MANILA’S aggressive and innovative campaign to provide booster shots to as many people as possible amid the spike in Omicron infections is indicative of Mayor Isko Moreno Domagoso’s leadership and “heart to serve the people,” Aksyon Demokratiko senatorial aspirant Carl Balita said Monday.
Balita made the remarks during a visit to the Luneta 24-hour drive-thru facility for 4-wheel vehicles Monday evening, where he witnessed the 47-year-old local chief executive checking on the people lining up for booster shots and thanking them for heeding the call of government to get added protection.
“Ito yung buhay ni Yorme.
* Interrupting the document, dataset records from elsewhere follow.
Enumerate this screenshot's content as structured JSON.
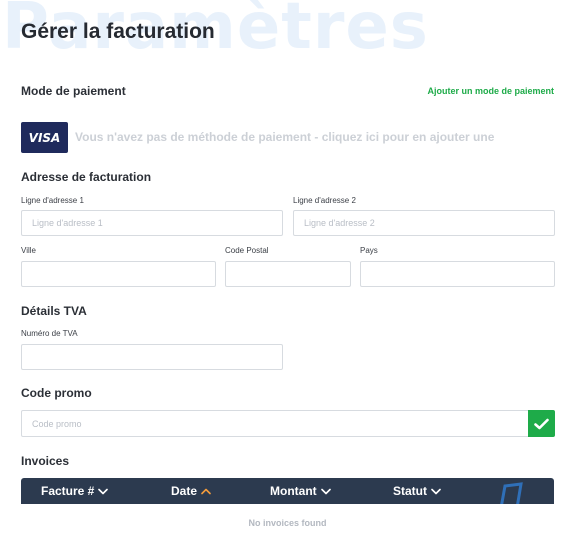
{
  "watermark": "Paramètres",
  "page_title": "Gérer la facturation",
  "payment": {
    "section_title": "Mode de paiement",
    "add_link": "Ajouter un mode de paiement",
    "card_brand": "VISA",
    "empty_text": "Vous n'avez pas de méthode de paiement - cliquez ici pour en ajouter une"
  },
  "billing_address": {
    "section_title": "Adresse de facturation",
    "address1": {
      "label": "Ligne d'adresse 1",
      "placeholder": "Ligne d'adresse 1",
      "value": ""
    },
    "address2": {
      "label": "Ligne d'adresse 2",
      "placeholder": "Ligne d'adresse 2",
      "value": ""
    },
    "city": {
      "label": "Ville",
      "placeholder": "",
      "value": ""
    },
    "postal_code": {
      "label": "Code Postal",
      "placeholder": "",
      "value": ""
    },
    "country": {
      "label": "Pays",
      "placeholder": "",
      "value": ""
    }
  },
  "vat": {
    "section_title": "Détails TVA",
    "number": {
      "label": "Numéro de TVA",
      "placeholder": "",
      "value": ""
    }
  },
  "promo": {
    "section_title": "Code promo",
    "placeholder": "Code promo",
    "value": ""
  },
  "invoices": {
    "section_title": "Invoices",
    "columns": [
      {
        "label": "Facture #",
        "sort_icon": "chevron-down-icon"
      },
      {
        "label": "Date",
        "sort_icon": "chevron-up-icon"
      },
      {
        "label": "Montant",
        "sort_icon": "chevron-down-icon"
      },
      {
        "label": "Statut",
        "sort_icon": "chevron-down-icon"
      }
    ],
    "empty_text": "No invoices found"
  },
  "colors": {
    "accent_green": "#1eab49",
    "table_header_bg": "#2c3a4f",
    "visa_bg": "#1f2a5c",
    "active_sort": "#f39c3c",
    "watermark": "#e8f1fb"
  }
}
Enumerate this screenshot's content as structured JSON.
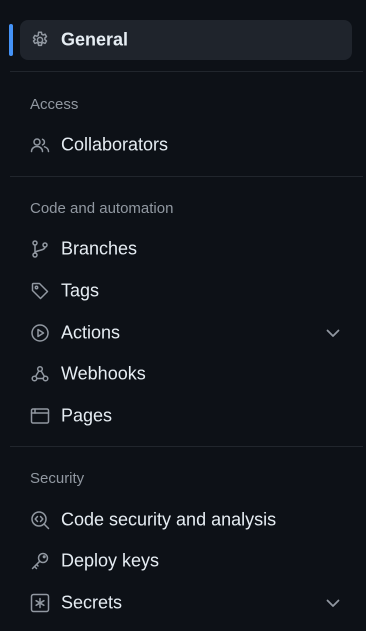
{
  "general": {
    "label": "General",
    "icon": "gear-icon"
  },
  "sections": {
    "access": {
      "title": "Access",
      "items": [
        {
          "label": "Collaborators",
          "icon": "people-icon"
        }
      ]
    },
    "code": {
      "title": "Code and automation",
      "items": [
        {
          "label": "Branches",
          "icon": "git-branch-icon"
        },
        {
          "label": "Tags",
          "icon": "tag-icon"
        },
        {
          "label": "Actions",
          "icon": "play-icon",
          "expandable": true
        },
        {
          "label": "Webhooks",
          "icon": "webhook-icon"
        },
        {
          "label": "Pages",
          "icon": "browser-icon"
        }
      ]
    },
    "security": {
      "title": "Security",
      "items": [
        {
          "label": "Code security and analysis",
          "icon": "codescan-icon"
        },
        {
          "label": "Deploy keys",
          "icon": "key-icon"
        },
        {
          "label": "Secrets",
          "icon": "asterisk-icon",
          "expandable": true
        }
      ]
    }
  },
  "colors": {
    "background": "#0d1117",
    "selected_bg": "#1f242c",
    "accent": "#4493f8",
    "text": "#e6edf3",
    "muted": "#9198a1",
    "divider": "#21262d"
  }
}
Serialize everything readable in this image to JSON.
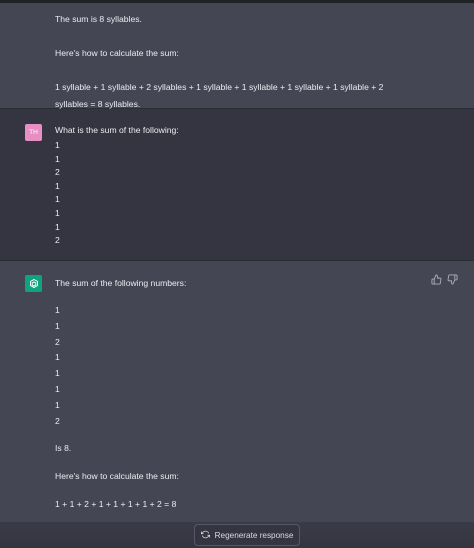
{
  "messages": [
    {
      "role": "assistant",
      "lines": [
        "The sum is 8 syllables.",
        "",
        "Here's how to calculate the sum:",
        "",
        "1 syllable + 1 syllable + 2 syllables + 1 syllable + 1 syllable + 1 syllable + 1 syllable + 2",
        "syllables = 8 syllables."
      ]
    },
    {
      "role": "user",
      "avatar_initials": "TH",
      "lines": [
        "What is the sum of the following:",
        "1",
        "1",
        "2",
        "1",
        "1",
        "1",
        "1",
        "2"
      ]
    },
    {
      "role": "assistant",
      "lines": [
        "The sum of the following numbers:",
        "",
        "1",
        "1",
        "2",
        "1",
        "1",
        "1",
        "1",
        "2",
        "",
        "Is 8.",
        "",
        "Here's how to calculate the sum:",
        "",
        "1 + 1 + 2 + 1 + 1 + 1 + 1 + 2 = 8"
      ]
    }
  ],
  "footer": {
    "regenerate_label": "Regenerate response"
  },
  "icons": {
    "user_avatar_color": "#e78ec5",
    "assistant_avatar_color": "#10a37f",
    "thumbs_up": "thumbs-up-icon",
    "thumbs_down": "thumbs-down-icon",
    "regenerate": "refresh-icon"
  }
}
From a whole day’s work, pupunta dito, nagche-check,” Balita said in a live Facebook post, while noting that Moreno has been daily checking the facility even in the wee hours after a full day of activity.
Balita said Moreno’s leadership highlights the “Bayanihan” spirit among Filipinos, especially the netizens, as people began sending in food parcels as their little own way to support his initiative, as well as to the dedicated city hall employees manning the round-the-clock booster shot facility, and the people lining for their booster shots.
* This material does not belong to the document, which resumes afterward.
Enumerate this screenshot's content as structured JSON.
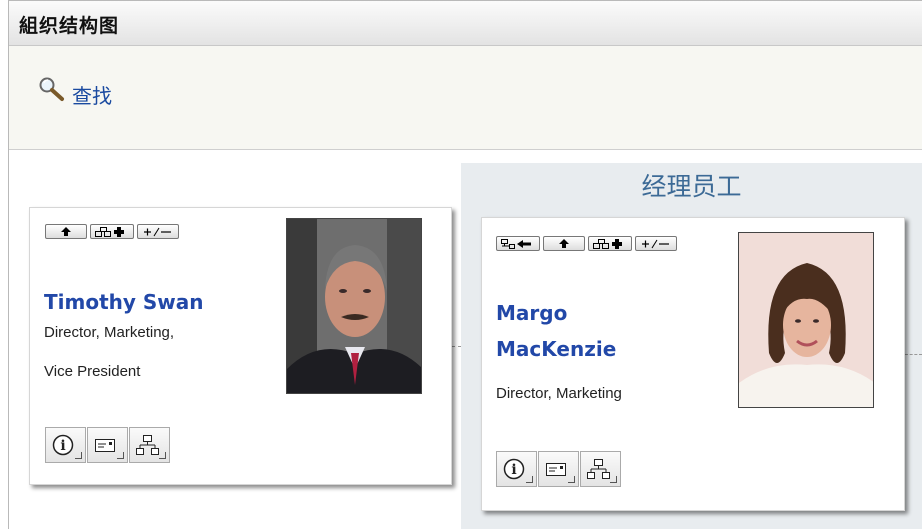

But even before Moreno was thrust into the political limelight due to his presidential run, Balita said Moreno had displayed a “heart of gold” to help the needy.
Balita, a registered nurse and midwife, recalled the time when he approached the then Vice Mayor Isko for help about a seven-month-old infant with Biliary Atresia who needed an immediate liver transplant to save his life.
While Balita was only able to raise P500,000 of the P2.5 million needed for the operation of Kal-El Sumalpong, he said, Moreno did not hesitate to provide the P2 million just to save the infant’s life.
Baby Kal-El was one of the 20 children born with Biliary Atresia who were sent by Moreno to Taiwan for the needed liver transplant surgery.
Aside from the Luneta facility, the city government also has a drive-thru booster shot facility for motorcycle and bicycle riders at the Kartilya ng Katipunan, and a similar facility for tricycle, pedicab, kuliglig and jeepney drivers at the Bagong Ospital ng Maynila.